The city of Los Angeles is suing International Business Machines Corp.’s Weather Channel unit, accusing the company of misleading consumers about how their location data was being used.
In a complaint filed Thursday in California state court, the city alleges IBM used detailed location data from users for targeted advertising and to identify consumer trends that might be useful to hedge funds, while at the same time telling consumers their location would only be used to localize weather forecasts. The suit doesn’t allege personally identifiable information was sold.
“Unbeknownst to many users, the Weather Channel App has tracked users’ detailed geolocation data for years,” the complaint alleges, calling the Weather Channel’s actions “unfair and fraudulent.” The complaint also says the Weather Channel profited from the data, “using it and monetizing it for purposes entirely unrelated to weather or the Weather Channel App.”
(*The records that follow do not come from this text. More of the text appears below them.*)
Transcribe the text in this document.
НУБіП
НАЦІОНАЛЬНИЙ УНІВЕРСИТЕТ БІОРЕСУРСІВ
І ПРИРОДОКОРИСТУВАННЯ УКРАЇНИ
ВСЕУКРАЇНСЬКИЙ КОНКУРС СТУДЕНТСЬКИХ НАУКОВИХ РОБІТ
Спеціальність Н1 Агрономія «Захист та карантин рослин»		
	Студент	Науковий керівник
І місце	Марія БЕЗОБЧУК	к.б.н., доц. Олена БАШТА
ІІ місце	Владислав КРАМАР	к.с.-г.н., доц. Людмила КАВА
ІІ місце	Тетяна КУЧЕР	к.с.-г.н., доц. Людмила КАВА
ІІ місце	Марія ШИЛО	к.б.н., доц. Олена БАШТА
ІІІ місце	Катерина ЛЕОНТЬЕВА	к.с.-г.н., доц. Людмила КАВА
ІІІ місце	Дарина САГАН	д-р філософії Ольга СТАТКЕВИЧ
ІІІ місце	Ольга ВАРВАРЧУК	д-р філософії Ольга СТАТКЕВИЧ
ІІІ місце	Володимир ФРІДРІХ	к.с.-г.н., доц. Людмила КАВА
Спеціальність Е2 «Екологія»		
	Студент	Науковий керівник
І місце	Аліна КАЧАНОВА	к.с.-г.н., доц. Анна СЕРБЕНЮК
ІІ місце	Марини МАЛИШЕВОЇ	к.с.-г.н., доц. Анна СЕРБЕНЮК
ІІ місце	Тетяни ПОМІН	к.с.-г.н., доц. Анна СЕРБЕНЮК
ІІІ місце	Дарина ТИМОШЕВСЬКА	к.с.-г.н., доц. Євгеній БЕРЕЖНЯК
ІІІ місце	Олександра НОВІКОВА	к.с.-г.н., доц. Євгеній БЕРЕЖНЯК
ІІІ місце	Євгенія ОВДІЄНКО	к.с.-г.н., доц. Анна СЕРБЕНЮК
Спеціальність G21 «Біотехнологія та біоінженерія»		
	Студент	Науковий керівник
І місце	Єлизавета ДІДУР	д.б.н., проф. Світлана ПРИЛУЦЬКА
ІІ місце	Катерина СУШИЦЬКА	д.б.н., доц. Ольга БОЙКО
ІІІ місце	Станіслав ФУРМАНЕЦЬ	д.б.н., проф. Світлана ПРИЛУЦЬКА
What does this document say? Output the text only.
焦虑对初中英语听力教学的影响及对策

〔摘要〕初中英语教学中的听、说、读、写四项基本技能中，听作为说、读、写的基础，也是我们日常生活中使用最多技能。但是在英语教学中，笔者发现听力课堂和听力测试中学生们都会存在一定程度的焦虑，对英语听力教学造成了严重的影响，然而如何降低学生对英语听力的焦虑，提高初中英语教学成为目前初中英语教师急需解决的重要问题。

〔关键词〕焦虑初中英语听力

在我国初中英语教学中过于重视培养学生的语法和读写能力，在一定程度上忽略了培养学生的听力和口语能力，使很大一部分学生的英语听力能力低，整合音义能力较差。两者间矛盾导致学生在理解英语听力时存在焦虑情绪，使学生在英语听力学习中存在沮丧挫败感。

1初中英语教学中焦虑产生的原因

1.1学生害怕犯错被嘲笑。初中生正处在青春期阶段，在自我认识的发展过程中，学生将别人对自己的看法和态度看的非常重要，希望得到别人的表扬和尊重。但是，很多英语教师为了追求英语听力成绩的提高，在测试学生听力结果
The lawsuit pulls IBM into the broader conversation about how tech companies use consumer data that has roiled the industry in the past two years and prompted intense questions from politicians, users and regulators. IBM has actively worked to paint itself as having better data practices than consumer platforms like Alphabet Inc.’s Google, Facebook Inc. and Twitter Inc.
IBM bought the Weather Channel’s digital assets, including its app and website, in 2015 to help build a pipeline of data it could feed into its Watson artificial intelligence system, John Kelly, who heads IBM’s cognitive solutions business, said at the time. Artificial intelligence systems like Watson demand huge data sets to train their algorithms on.
“The Weather Company has always been transparent with use of location data; the disclosures are fully appropriate, and we will defend them vigorously,” Ed Barbini, a spokesman for IBM said in a statement.
IBM Chief Executive Officer Ginni Rometty has used the attention around data privacy to try and differentiate IBM from other tech companies, saying the dominant consumer tech platforms should face more scrutiny from regulators.
In a November speech at an event with top European Union officials, Rometty said “irresponsible handling” of user data by “dominant consumer-facing platform companies” has created a “trust crisis.”